Faltan quince minutos. Transpira, respira agitada, se abanica con el programa, hiperventila. Dónde se habrá metido Juan. Estira el cogote a su máxima potencia, vuelve, estira hacia el otro lado. Ve de refilón a la madrina y salta del asiento, hace señas con los brazos como náufrago que avizora una sombra en el mar, conecta miradas, se calma. Charlan un rato y vuelta al ruedo: cogote a izquierda y a derecha, barrido de la sala con la vista. Los chicos pelean, se pellizcan, dan vueltas carnero en el asiento. Vuela algún chirlo disimulado y fugaz, lo suficientemente potente como para que capten el mensaje.

Faltan cinco minutos, llega la tía y trae arrastrando consigo al abuelo. Ocupan las butacas que sufrían la amenaza de esos seres flemáticos que llegan cinco minutos antes y pretenden sentarse primeros.

Falta un minuto. Dónde fue a estacionar este hombre, siempre lo mismo. El gobierno de la ciudad da la bienvenida (ella se conmueve, siempre pensó que vivía en un municipio). El murmullo es ensordecedor. Un mar de papis y mamis transpiran ansiedad a raudales y compiten por el mejor lugar la mejor foto la mejor vista lo mejor de lo más mejor de lo primero y lo primerísimo.

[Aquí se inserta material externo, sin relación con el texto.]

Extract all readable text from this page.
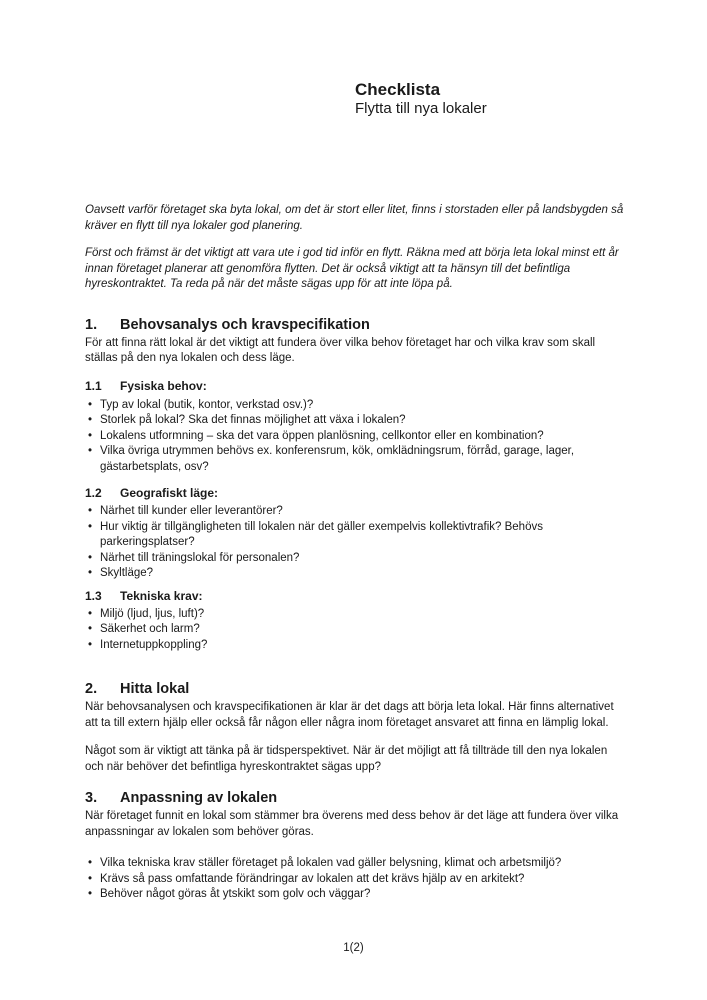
Checklista
Flytta till nya lokaler

Oavsett varför företaget ska byta lokal, om det är stort eller litet, finns i storstaden eller på landsbygden så kräver en flytt till nya lokaler god planering.

Först och främst är det viktigt att vara ute i god tid inför en flytt. Räkna med att börja leta lokal minst ett år innan företaget planerar att genomföra flytten. Det är också viktigt att ta hänsyn till det befintliga hyreskontraktet. Ta reda på när det måste sägas upp för att inte löpa på.

1.	Behovsanalys och kravspecifikation

För att finna rätt lokal är det viktigt att fundera över vilka behov företaget har och vilka krav som skall ställas på den nya lokalen och dess läge.

1.1	Fysiska behov:
• Typ av lokal (butik, kontor, verkstad osv.)?
• Storlek på lokal? Ska det finnas möjlighet att växa i lokalen?
• Lokalens utformning – ska det vara öppen planlösning, cellkontor eller en kombination?
• Vilka övriga utrymmen behövs ex. konferensrum, kök, omklädningsrum, förråd, garage, lager, gästarbetsplats, osv?
1.2	Geografiskt läge:
• Närhet till kunder eller leverantörer?
• Hur viktig är tillgängligheten till lokalen när det gäller exempelvis kollektivtrafik? Behövs parkeringsplatser?
• Närhet till träningslokal för personalen?
• Skyltläge?
1.3	Tekniska krav:
• Miljö (ljud, ljus, luft)?
• Säkerhet och larm?
• Internetuppkoppling?
2.	Hitta lokal

När behovsanalysen och kravspecifikationen är klar är det dags att börja leta lokal. Här finns alternativet att ta till extern hjälp eller också får någon eller några inom företaget ansvaret att finna en lämplig lokal.

Något som är viktigt att tänka på är tidsperspektivet. När är det möjligt att få tillträde till den nya lokalen och när behöver det befintliga hyreskontraktet sägas upp?

3.	Anpassning av lokalen

När företaget funnit en lokal som stämmer bra överens med dess behov är det läge att fundera över vilka anpassningar av lokalen som behöver göras.

• Vilka tekniska krav ställer företaget på lokalen vad gäller belysning, klimat och arbetsmiljö?
• Krävs så pass omfattande förändringar av lokalen att det krävs hjälp av en arkitekt?
• Behöver något göras åt ytskikt som golv och väggar?
1(2)
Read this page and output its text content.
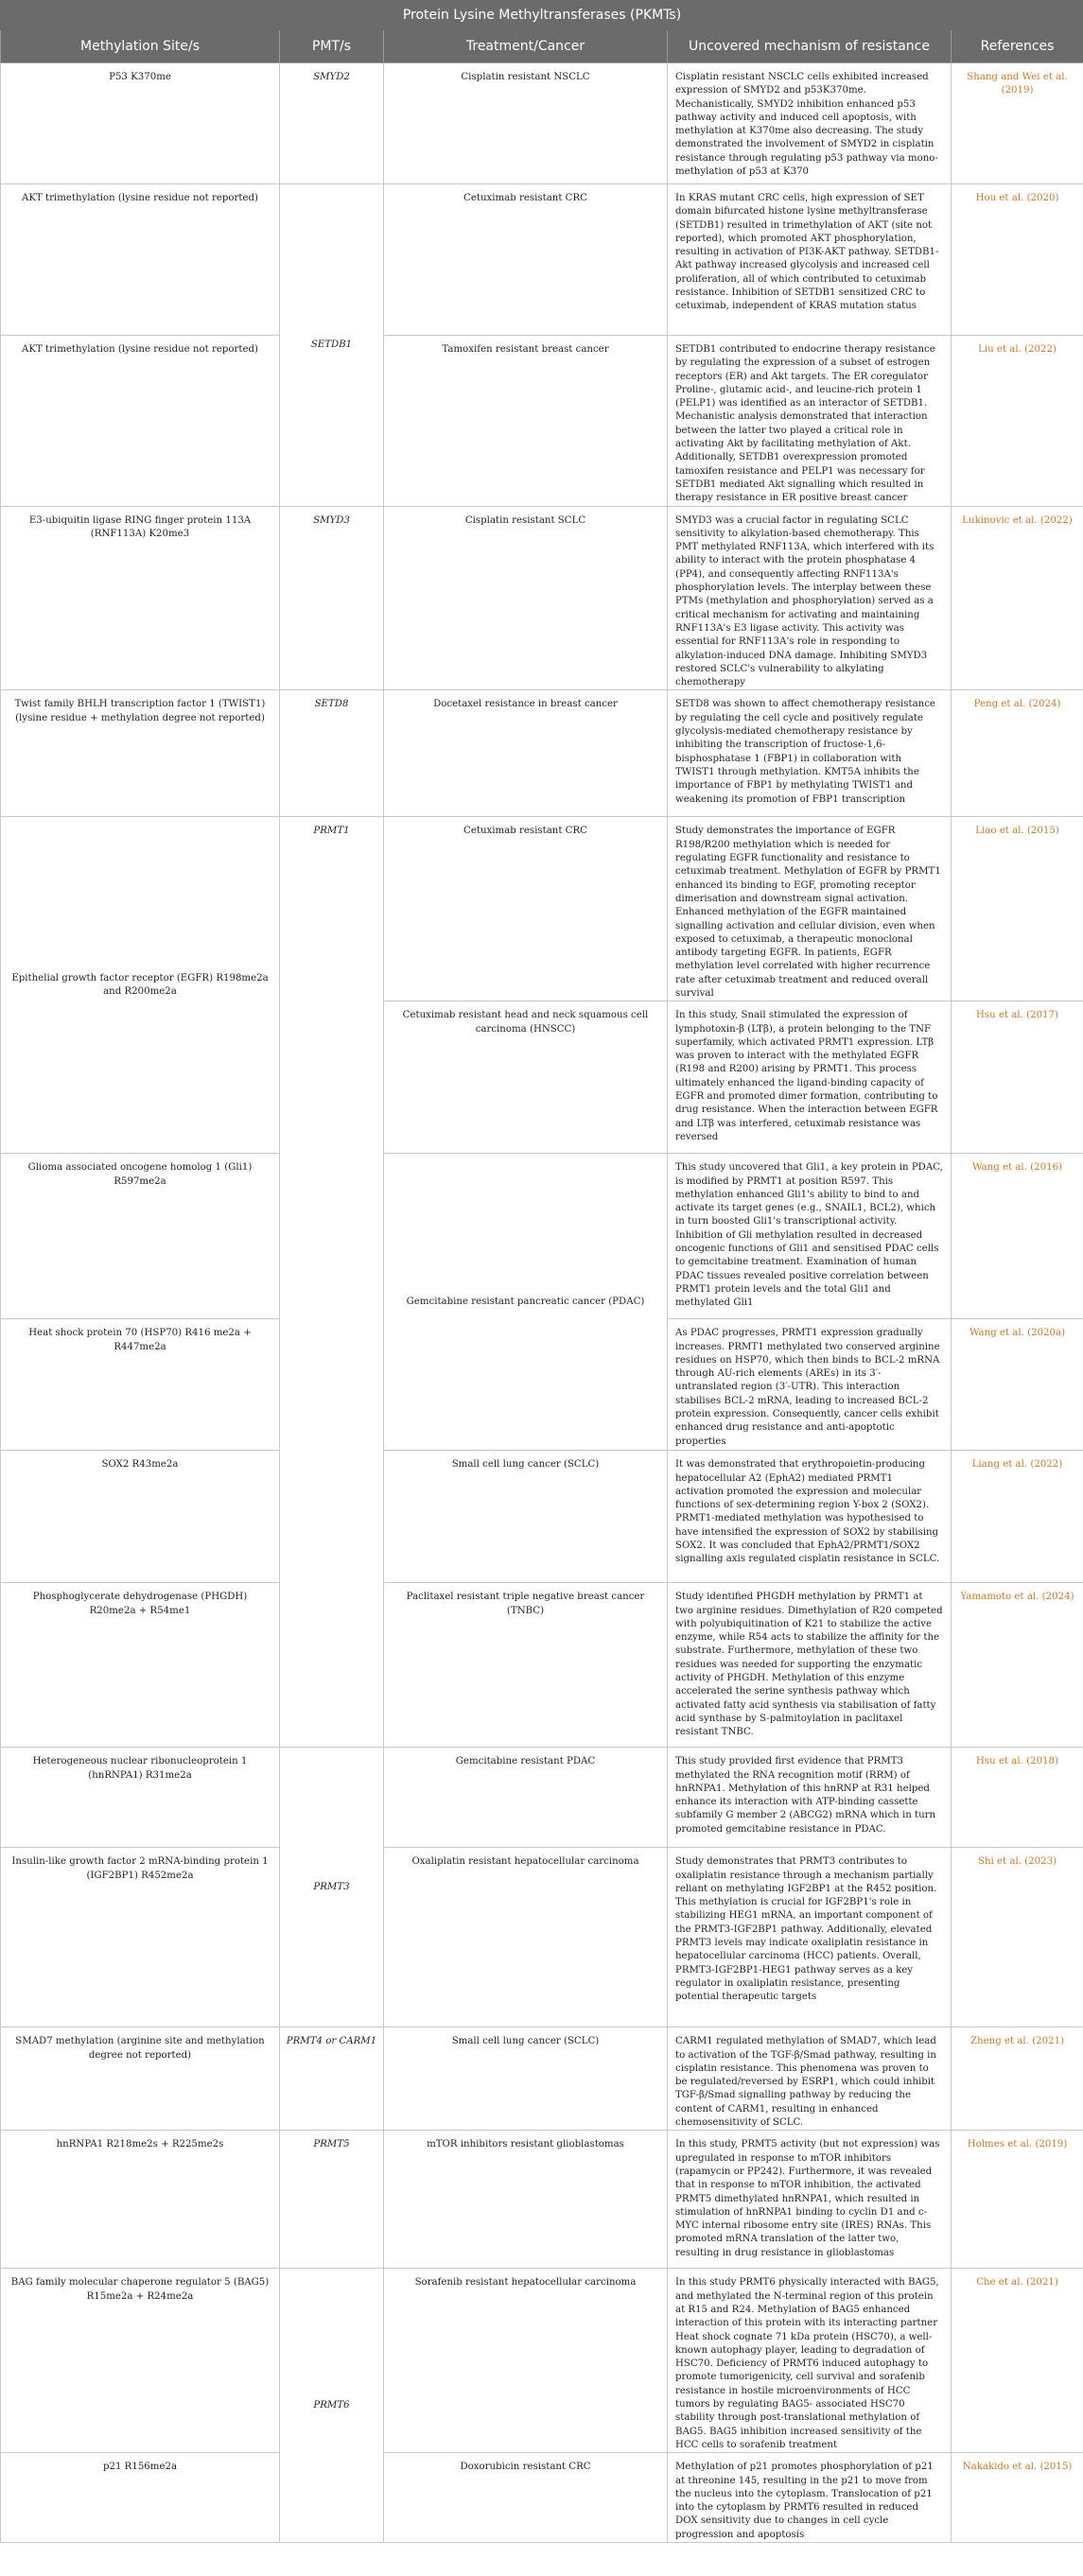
Protein Lysine Methyltransferases (PKMTs)				
Methylation Site/s	PMT/s	Treatment/Cancer	Uncovered mechanism of resistance	References
P53 K370me	SMYD2	Cisplatin resistant NSCLC	Cisplatin resistant NSCLC cells exhibited increased expression of SMYD2 and p53K370me. Mechanistically, SMYD2 inhibition enhanced p53 pathway activity and induced cell apoptosis, with methylation at K370me also decreasing. The study demonstrated the involvement of SMYD2 in cisplatin resistance through regulating p53 pathway via mono-methylation of p53 at K370	Shang and Wei et al. (2019)
AKT trimethylation (lysine residue not reported)	SETDB1	Cetuximab resistant CRC	In KRAS mutant CRC cells, high expression of SET domain bifurcated histone lysine methyltransferase (SETDB1) resulted in trimethylation of AKT (site not reported), which promoted AKT phosphorylation, resulting in activation of PI3K-AKT pathway. SETDB1-Akt pathway increased glycolysis and increased cell proliferation, all of which contributed to cetuximab resistance. Inhibition of SETDB1 sensitized CRC to cetuximab, independent of KRAS mutation status	Hou et al. (2020)
AKT trimethylation (lysine residue not reported)		Tamoxifen resistant breast cancer	SETDB1 contributed to endocrine therapy resistance by regulating the expression of a subset of estrogen receptors (ER) and Akt targets. The ER coregulator Proline-, glutamic acid-, and leucine-rich protein 1 (PELP1) was identified as an interactor of SETDB1. Mechanistic analysis demonstrated that interaction between the latter two played a critical role in activating Akt by facilitating methylation of Akt. Additionally, SETDB1 overexpression promoted tamoxifen resistance and PELP1 was necessary for SETDB1 mediated Akt signalling which resulted in therapy resistance in ER positive breast cancer	Liu et al. (2022)
E3-ubiquitin ligase RING finger protein 113A (RNF113A) K20me3	SMYD3	Cisplatin resistant SCLC	SMYD3 was a crucial factor in regulating SCLC sensitivity to alkylation-based chemotherapy. This PMT methylated RNF113A, which interfered with its ability to interact with the protein phosphatase 4 (PP4), and consequently affecting RNF113A's phosphorylation levels. The interplay between these PTMs (methylation and phosphorylation) served as a critical mechanism for activating and maintaining RNF113A's E3 ligase activity. This activity was essential for RNF113A's role in responding to alkylation-induced DNA damage. Inhibiting SMYD3 restored SCLC's vulnerability to alkylating chemotherapy	Lukinovic et al. (2022)
Twist family BHLH transcription factor 1 (TWIST1) (lysine residue + methylation degree not reported)	SETD8	Docetaxel resistance in breast cancer	SETD8 was shown to affect chemotherapy resistance by regulating the cell cycle and positively regulate glycolysis-mediated chemotherapy resistance by inhibiting the transcription of fructose-1,6-bisphosphatase 1 (FBP1) in collaboration with TWIST1 through methylation. KMT5A inhibits the importance of FBP1 by methylating TWIST1 and weakening its promotion of FBP1 transcription	Peng et al. (2024)
Epithelial growth factor receptor (EGFR) R198me2a and R200me2a	PRMT1	Cetuximab resistant CRC	Study demonstrates the importance of EGFR R198/R200 methylation which is needed for regulating EGFR functionality and resistance to cetuximab treatment. Methylation of EGFR by PRMT1 enhanced its binding to EGF, promoting receptor dimerisation and downstream signal activation. Enhanced methylation of the EGFR maintained signalling activation and cellular division, even when exposed to cetuximab, a therapeutic monoclonal antibody targeting EGFR. In patients, EGFR methylation level correlated with higher recurrence rate after cetuximab treatment and reduced overall survival	Liao et al. (2015)
		Cetuximab resistant head and neck squamous cell carcinoma (HNSCC)	In this study, Snail stimulated the expression of lymphotoxin-β (LTβ), a protein belonging to the TNF superfamily, which activated PRMT1 expression. LTβ was proven to interact with the methylated EGFR (R198 and R200) arising by PRMT1. This process ultimately enhanced the ligand-binding capacity of EGFR and promoted dimer formation, contributing to drug resistance. When the interaction between EGFR and LTβ was interfered, cetuximab resistance was reversed	Hsu et al. (2017)
Glioma associated oncogene homolog 1 (Gli1) R597me2a		Gemcitabine resistant pancreatic cancer (PDAC)	This study uncovered that Gli1, a key protein in PDAC, is modified by PRMT1 at position R597. This methylation enhanced Gli1's ability to bind to and activate its target genes (e.g., SNAIL1, BCL2), which in turn boosted Gli1's transcriptional activity. Inhibition of Gli methylation resulted in decreased oncogenic functions of Gli1 and sensitised PDAC cells to gemcitabine treatment. Examination of human PDAC tissues revealed positive correlation between PRMT1 protein levels and the total Gli1 and methylated Gli1	Wang et al. (2016)
Heat shock protein 70 (HSP70) R416 me2a + R447me2a			As PDAC progresses, PRMT1 expression gradually increases. PRMT1 methylated two conserved arginine residues on HSP70, which then binds to BCL-2 mRNA through AU-rich elements (AREs) in its 3′-untranslated region (3′-UTR). This interaction stabilises BCL-2 mRNA, leading to increased BCL-2 protein expression. Consequently, cancer cells exhibit enhanced drug resistance and anti-apoptotic properties	Wang et al. (2020a)
SOX2 R43me2a		Small cell lung cancer (SCLC)	It was demonstrated that erythropoietin-producing hepatocellular A2 (EphA2) mediated PRMT1 activation promoted the expression and molecular functions of sex-determining region Y-box 2 (SOX2). PRMT1-mediated methylation was hypothesised to have intensified the expression of SOX2 by stabilising SOX2. It was concluded that EphA2/PRMT1/SOX2 signalling axis regulated cisplatin resistance in SCLC.	Liang et al. (2022)
Phosphoglycerate dehydrogenase (PHGDH) R20me2a + R54me1		Paclitaxel resistant triple negative breast cancer (TNBC)	Study identified PHGDH methylation by PRMT1 at two arginine residues. Dimethylation of R20 competed with polyubiquitination of K21 to stabilize the active enzyme, while R54 acts to stabilize the affinity for the substrate. Furthermore, methylation of these two residues was needed for supporting the enzymatic activity of PHGDH. Methylation of this enzyme accelerated the serine synthesis pathway which activated fatty acid synthesis via stabilisation of fatty acid synthase by S-palmitoylation in paclitaxel resistant TNBC.	Yamamoto et al. (2024)
Heterogeneous nuclear ribonucleoprotein 1 (hnRNPA1) R31me2a	PRMT3	Gemcitabine resistant PDAC	This study provided first evidence that PRMT3 methylated the RNA recognition motif (RRM) of hnRNPA1. Methylation of this hnRNP at R31 helped enhance its interaction with ATP-binding cassette subfamily G member 2 (ABCG2) mRNA which in turn promoted gemcitabine resistance in PDAC.	Hsu et al. (2018)
Insulin-like growth factor 2 mRNA-binding protein 1 (IGF2BP1) R452me2a		Oxaliplatin resistant hepatocellular carcinoma	Study demonstrates that PRMT3 contributes to oxaliplatin resistance through a mechanism partially reliant on methylating IGF2BP1 at the R452 position. This methylation is crucial for IGF2BP1's role in stabilizing HEG1 mRNA, an important component of the PRMT3-IGF2BP1 pathway. Additionally, elevated PRMT3 levels may indicate oxaliplatin resistance in hepatocellular carcinoma (HCC) patients. Overall, PRMT3-IGF2BP1-HEG1 pathway serves as a key regulator in oxaliplatin resistance, presenting potential therapeutic targets	Shi et al. (2023)
SMAD7 methylation (arginine site and methylation degree not reported)	PRMT4 or CARM1	Small cell lung cancer (SCLC)	CARM1 regulated methylation of SMAD7, which lead to activation of the TGF-β/Smad pathway, resulting in cisplatin resistance. This phenomena was proven to be regulated/reversed by ESRP1, which could inhibit TGF-β/Smad signalling pathway by reducing the content of CARM1, resulting in enhanced chemosensitivity of SCLC.	Zheng et al. (2021)
hnRNPA1 R218me2s + R225me2s	PRMT5	mTOR inhibitors resistant glioblastomas	In this study, PRMT5 activity (but not expression) was upregulated in response to mTOR inhibitors (rapamycin or PP242). Furthermore, it was revealed that in response to mTOR inhibition, the activated PRMT5 dimethylated hnRNPA1, which resulted in stimulation of hnRNPA1 binding to cyclin D1 and c-MYC internal ribosome entry site (IRES) RNAs. This promoted mRNA translation of the latter two, resulting in drug resistance in glioblastomas	Holmes et al. (2019)
BAG family molecular chaperone regulator 5 (BAG5) R15me2a + R24me2a	PRMT6	Sorafenib resistant hepatocellular carcinoma	In this study PRMT6 physically interacted with BAG5, and methylated the N-terminal region of this protein at R15 and R24. Methylation of BAG5 enhanced interaction of this protein with its interacting partner Heat shock cognate 71 kDa protein (HSC70), a well- known autophagy player, leading to degradation of HSC70. Deficiency of PRMT6 induced autophagy to promote tumorigenicity, cell survival and sorafenib resistance in hostile microenvironments of HCC tumors by regulating BAG5- associated HSC70 stability through post-translational methylation of BAG5. BAG5 inhibition increased sensitivity of the HCC cells to sorafenib treatment	Che et al. (2021)
p21 R156me2a		Doxorubicin resistant CRC	Methylation of p21 promotes phosphorylation of p21 at threonine 145, resulting in the p21 to move from the nucleus into the cytoplasm. Translocation of p21 into the cytoplasm by PRMT6 resulted in reduced DOX sensitivity due to changes in cell cycle progression and apoptosis	Nakakido et al. (2015)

Las luces bajan, el estado de excitación general es incontenible, sube el telón. El celular saca fotos a lo pavote. Ve a su nena, larga el celular, aplaude rabiosa, vuelve a agarrarlo, sigue disparando indiscriminadamente.

Llega Juan, su paso parsimonioso, se sienta, sonríe. Ella le envidia la calma: si alguna vez ella pudiera relajarse porque él ya se hizo cargo de todo.

De repente siente un ataque de ansiedad irrefrenable y sale eyectada de la silla. Escucha protestas: se hace la que no. Se acerca al escenario, se aposta cual soldado en la trinchera y sigue disparando, enajenada. Son varios los que aprovecharon el caos generalizado y se parapetaron al pie de las tablas, obviando los pedidos previos de calma, conmiseración y cordura por parte de los docentes. Que dieran el ejemplo les habían pedido, también.

Los codos son armas letales, cada quien pelea por su lugarcito, por un mejor enfoque, por estar más cerca. Son tres minutos y medio de estratagema. La participación termina, mami vuelve a su lugar exhausta, el maquillaje corrido, su ropa hecha harapos, los pelos como un carancho. Recuento de daños: se le rompieron las medias y perdió un zapato -además de la dignidad. Ahora hay que ver qué tal salieron las fotos. Los hijos la miran. Papi suspira.